Nilva Teresinha Teixeira

Engenheira agrônoma, doutora em Solos e Nutrição de Plantas e professora do Curso de Engenharia Agronômica do Centro Regional Universitário de Espírito Santo do Pinhal (UNIPINHAL)

nilvatteixeira@yahoo.com.br

 

Deve-se considerar que esta ação das algas na resistência à seca é apenas um aspecto do uso das algas na agricultura - Crédito  Shutterstock
Deve-se considerar que esta ação das algas na resistência à seca é apenas um aspecto do uso das algas na agricultura – Crédito Shutterstock

Em condições de estresse hídrico as plantas produzem altas quantidades de superóxido, radicais hidroxilas, peróxido de hidrogênio (também chamados comumente de radicais livres) que atacam as membranas celulares, provocando a senescência precoce das células, prejudicando o desenvolvimento das plantas, incluindo-se parte aérea e radicular.
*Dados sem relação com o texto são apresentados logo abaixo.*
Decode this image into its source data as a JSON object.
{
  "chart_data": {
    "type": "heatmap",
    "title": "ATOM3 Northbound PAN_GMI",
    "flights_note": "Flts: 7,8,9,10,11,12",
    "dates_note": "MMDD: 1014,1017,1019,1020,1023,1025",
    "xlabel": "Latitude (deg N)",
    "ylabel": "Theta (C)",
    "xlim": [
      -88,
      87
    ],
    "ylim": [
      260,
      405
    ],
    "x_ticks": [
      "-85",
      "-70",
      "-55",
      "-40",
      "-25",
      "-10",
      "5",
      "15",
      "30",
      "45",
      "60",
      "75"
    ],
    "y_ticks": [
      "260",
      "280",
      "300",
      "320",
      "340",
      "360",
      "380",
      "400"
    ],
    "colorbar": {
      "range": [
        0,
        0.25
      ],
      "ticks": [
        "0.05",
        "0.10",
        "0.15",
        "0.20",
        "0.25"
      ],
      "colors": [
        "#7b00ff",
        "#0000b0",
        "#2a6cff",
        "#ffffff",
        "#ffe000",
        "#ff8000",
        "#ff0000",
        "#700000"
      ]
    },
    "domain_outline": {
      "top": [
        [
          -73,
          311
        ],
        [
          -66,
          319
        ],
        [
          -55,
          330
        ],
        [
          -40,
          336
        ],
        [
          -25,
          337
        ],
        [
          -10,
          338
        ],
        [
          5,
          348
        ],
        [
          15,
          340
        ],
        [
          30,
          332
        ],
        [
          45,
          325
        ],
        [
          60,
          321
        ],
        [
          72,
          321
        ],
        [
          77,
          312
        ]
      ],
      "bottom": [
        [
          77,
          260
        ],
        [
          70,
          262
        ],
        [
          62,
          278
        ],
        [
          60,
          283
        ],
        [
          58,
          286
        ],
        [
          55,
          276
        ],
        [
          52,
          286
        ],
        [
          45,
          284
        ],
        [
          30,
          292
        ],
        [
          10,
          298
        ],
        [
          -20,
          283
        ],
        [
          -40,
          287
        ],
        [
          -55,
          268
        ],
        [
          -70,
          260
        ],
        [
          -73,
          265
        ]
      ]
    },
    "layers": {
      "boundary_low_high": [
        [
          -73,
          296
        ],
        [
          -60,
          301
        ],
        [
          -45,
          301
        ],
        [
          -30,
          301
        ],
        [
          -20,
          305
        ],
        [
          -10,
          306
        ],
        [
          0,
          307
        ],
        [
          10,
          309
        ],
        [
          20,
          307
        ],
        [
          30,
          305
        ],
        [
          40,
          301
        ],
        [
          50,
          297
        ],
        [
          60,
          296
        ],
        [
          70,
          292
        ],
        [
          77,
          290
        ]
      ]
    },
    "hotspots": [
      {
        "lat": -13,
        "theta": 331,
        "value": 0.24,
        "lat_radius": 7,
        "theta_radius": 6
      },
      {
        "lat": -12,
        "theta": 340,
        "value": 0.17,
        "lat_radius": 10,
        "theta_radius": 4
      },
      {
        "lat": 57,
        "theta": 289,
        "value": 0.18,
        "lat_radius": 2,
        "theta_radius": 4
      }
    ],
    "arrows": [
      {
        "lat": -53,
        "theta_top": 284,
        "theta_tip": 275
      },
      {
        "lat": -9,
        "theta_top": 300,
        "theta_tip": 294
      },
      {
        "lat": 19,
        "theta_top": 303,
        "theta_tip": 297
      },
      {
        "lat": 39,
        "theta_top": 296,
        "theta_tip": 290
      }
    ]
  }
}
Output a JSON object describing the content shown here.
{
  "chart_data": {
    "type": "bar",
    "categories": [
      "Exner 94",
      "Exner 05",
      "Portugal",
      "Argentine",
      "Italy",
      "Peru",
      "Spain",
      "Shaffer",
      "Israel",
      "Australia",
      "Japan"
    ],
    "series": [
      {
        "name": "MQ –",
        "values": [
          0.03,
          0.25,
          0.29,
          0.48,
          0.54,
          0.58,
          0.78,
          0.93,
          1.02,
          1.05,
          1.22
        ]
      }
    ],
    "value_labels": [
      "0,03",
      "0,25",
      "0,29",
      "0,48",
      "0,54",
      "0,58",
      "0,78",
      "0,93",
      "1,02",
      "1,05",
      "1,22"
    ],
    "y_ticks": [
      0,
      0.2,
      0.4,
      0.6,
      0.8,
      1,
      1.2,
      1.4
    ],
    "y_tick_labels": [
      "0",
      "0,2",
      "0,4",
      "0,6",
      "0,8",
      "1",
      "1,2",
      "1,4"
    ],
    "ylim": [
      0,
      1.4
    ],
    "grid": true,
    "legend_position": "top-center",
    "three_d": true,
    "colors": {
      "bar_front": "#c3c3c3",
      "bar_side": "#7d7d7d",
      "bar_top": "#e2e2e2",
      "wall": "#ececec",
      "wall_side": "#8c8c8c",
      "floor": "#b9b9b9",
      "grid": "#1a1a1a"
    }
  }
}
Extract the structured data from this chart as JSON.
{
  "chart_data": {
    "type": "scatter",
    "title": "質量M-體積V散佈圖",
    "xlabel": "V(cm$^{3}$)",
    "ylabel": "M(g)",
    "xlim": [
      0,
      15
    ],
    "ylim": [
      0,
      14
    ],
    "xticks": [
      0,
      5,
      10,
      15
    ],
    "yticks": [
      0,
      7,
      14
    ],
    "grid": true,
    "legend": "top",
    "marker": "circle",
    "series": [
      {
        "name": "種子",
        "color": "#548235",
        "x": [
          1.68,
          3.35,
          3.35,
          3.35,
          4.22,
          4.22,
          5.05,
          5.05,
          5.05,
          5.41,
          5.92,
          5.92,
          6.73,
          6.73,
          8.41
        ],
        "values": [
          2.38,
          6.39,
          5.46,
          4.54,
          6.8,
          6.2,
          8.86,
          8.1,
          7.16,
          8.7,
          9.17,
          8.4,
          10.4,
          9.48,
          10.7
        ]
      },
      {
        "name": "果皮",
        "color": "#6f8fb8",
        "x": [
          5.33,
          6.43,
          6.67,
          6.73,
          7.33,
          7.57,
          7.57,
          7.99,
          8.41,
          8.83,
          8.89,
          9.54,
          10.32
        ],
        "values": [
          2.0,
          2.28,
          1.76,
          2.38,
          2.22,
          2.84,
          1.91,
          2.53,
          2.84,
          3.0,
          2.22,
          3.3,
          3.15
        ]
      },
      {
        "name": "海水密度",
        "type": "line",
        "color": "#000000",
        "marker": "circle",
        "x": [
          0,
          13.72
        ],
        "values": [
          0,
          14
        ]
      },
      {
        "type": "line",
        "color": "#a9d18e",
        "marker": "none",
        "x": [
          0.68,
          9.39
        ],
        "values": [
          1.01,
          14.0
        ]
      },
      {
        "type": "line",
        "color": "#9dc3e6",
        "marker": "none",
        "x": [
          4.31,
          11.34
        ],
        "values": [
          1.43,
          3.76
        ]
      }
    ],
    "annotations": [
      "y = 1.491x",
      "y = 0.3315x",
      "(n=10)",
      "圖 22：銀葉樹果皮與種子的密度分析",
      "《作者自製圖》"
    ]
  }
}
Antioxidantes promovem a remoção de tais compostos, protegendo, assim, as plantas. Ainda, para que as plantas respondam convenientemente à falta de água, ou melhor, mostrem mais resistência a tal problema, os mecanismos de retenção de água no vegetal são fundamentais.

Por outro lado, o desenvolvimento pleno do sistema radicular faz com que as plantas aumentem a área de solo explorada, entrando em contato com novas reservas de água.

As algas

As algas marinhas, por viverem em condições ásperas dos mares, contêm em seus organismos antioxidantes que diminuem a toxicidade dos radicais livres. Plantas com altos níveis de antioxidantes apresentam melhor crescimento radicular e de parte aérea, mantendo um alto conteúdo de água nas folhas.
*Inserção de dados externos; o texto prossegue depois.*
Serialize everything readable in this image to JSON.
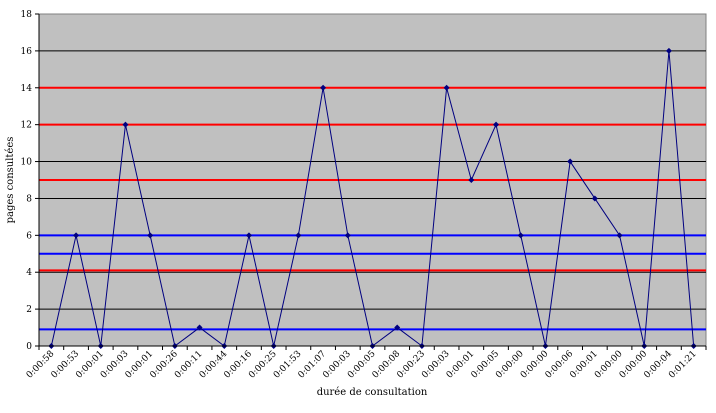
{
  "chart_data": {
    "type": "line",
    "xlabel": "durée de consultation",
    "ylabel": "pages consultées",
    "ylim": [
      0,
      18
    ],
    "yticks": [
      0,
      2,
      4,
      6,
      8,
      10,
      12,
      14,
      16,
      18
    ],
    "grid": true,
    "legend": "none",
    "categories": [
      "0:00:58",
      "0:00:53",
      "0:00:01",
      "0:00:03",
      "0:00:01",
      "0:00:26",
      "0:00:11",
      "0:00:44",
      "0:00:16",
      "0:00:25",
      "0:01:53",
      "0:01:07",
      "0:00:03",
      "0:00:05",
      "0:00:08",
      "0:00:23",
      "0:00:03",
      "0:00:01",
      "0:00:05",
      "0:00:00",
      "0:00:00",
      "0:00:06",
      "0:00:01",
      "0:00:00",
      "0:00:00",
      "0:00:04",
      "0:01:21"
    ],
    "series": [
      {
        "values": [
          0,
          6,
          0,
          12,
          6,
          0,
          1,
          0,
          6,
          0,
          6,
          14,
          6,
          0,
          1,
          0,
          14,
          9,
          12,
          6,
          0,
          10,
          8,
          6,
          0,
          16,
          0
        ]
      }
    ],
    "reference_lines": [
      {
        "value": 14,
        "color": "red"
      },
      {
        "value": 12,
        "color": "red"
      },
      {
        "value": 9,
        "color": "red"
      },
      {
        "value": 4.1,
        "color": "red"
      },
      {
        "value": 6,
        "color": "blue"
      },
      {
        "value": 5,
        "color": "blue"
      },
      {
        "value": 0.9,
        "color": "blue"
      }
    ]
  },
  "colors": {
    "plot_background": "#c0c0c0",
    "gridline": "#000000",
    "series": "#000080",
    "red_line": "#ff0000",
    "blue_line": "#0000ff"
  }
}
As algas contêm, em suas estruturas citocininas, giberelinas e auxinas naturais, que promovem tanto o desenvolvimento radicular como aéreo, por estimularem a divisão celular, o desenvolvimento de meristemas e elongação das células, entre outros aspectos.

Assim, o uso de extratos contendo algas marinhas pode melhorar a resistência à falta de água, pois podem aumentar a resistência da planta aos agentes estressantes produzidos e seu metabolismo ” em resposta ao déficit hídrico ” e, ainda, aumentar o desenvolvimento das raízes.
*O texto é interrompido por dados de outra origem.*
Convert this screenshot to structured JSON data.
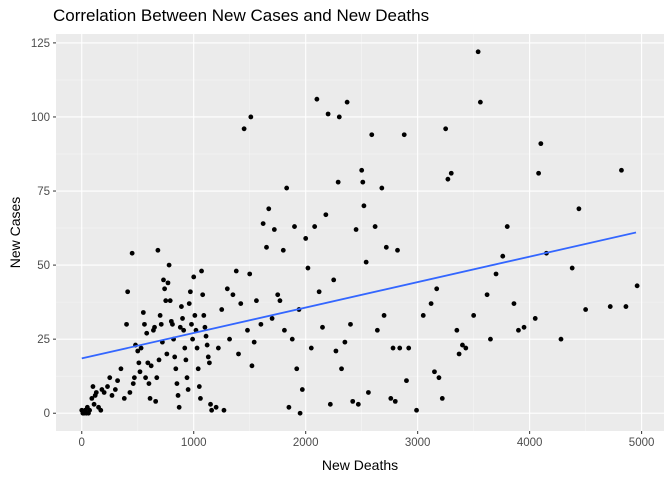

As algas marinhas são ricas, também, nos carboidratos denominados alginatos, que têm alta capacidade de retenção de água, o que pode auxiliar, mesmo em pequena escala, na melhora da retenção de água no solo. O alginato é um material viscoso e de alta flexibilidade.

Deve-se considerar que esta ação das algas na resistência à seca é apenas um aspecto do uso das algas na agricultura. As recomendações para aplicação vão muito além.

Mais que benefícios

A aplicação de algas deve ser aplicado após a amontoa da batata - Crédito Shutterstock
A aplicação de algas deve ser aplicado após a amontoa da batata – Crédito Shutterstock

As algas são fonte de das vitaminas A, B1, B3, B6, B12, C, D e E e outras substâncias, como aminoácidos, que podem funcionar como bioestimulantes vegetais. O fato das algas contarem com estimulantes naturais, como auxinas (hormônio do crescimento que governa a divisão celular) e giberelina, concorrem para outros benefícios no sistema de produção das plantas, sem contar que favorecem a vida microbiológica do solo.

Fomulados à base de algas marinhas são insumos que podem ser aplicados no plantio, via fertirrigação e, também, fases críticas para a cultura, por fertirrigação ou via foliar. Vejam alguns exemplos:

Soja e feijão: pré-florada.

Arroz e trigo: emborrachamento.

Batata: após a amontoa.

Café: pré-florada, florada e início da frutificação.

Alface: transplante e 15 dias após.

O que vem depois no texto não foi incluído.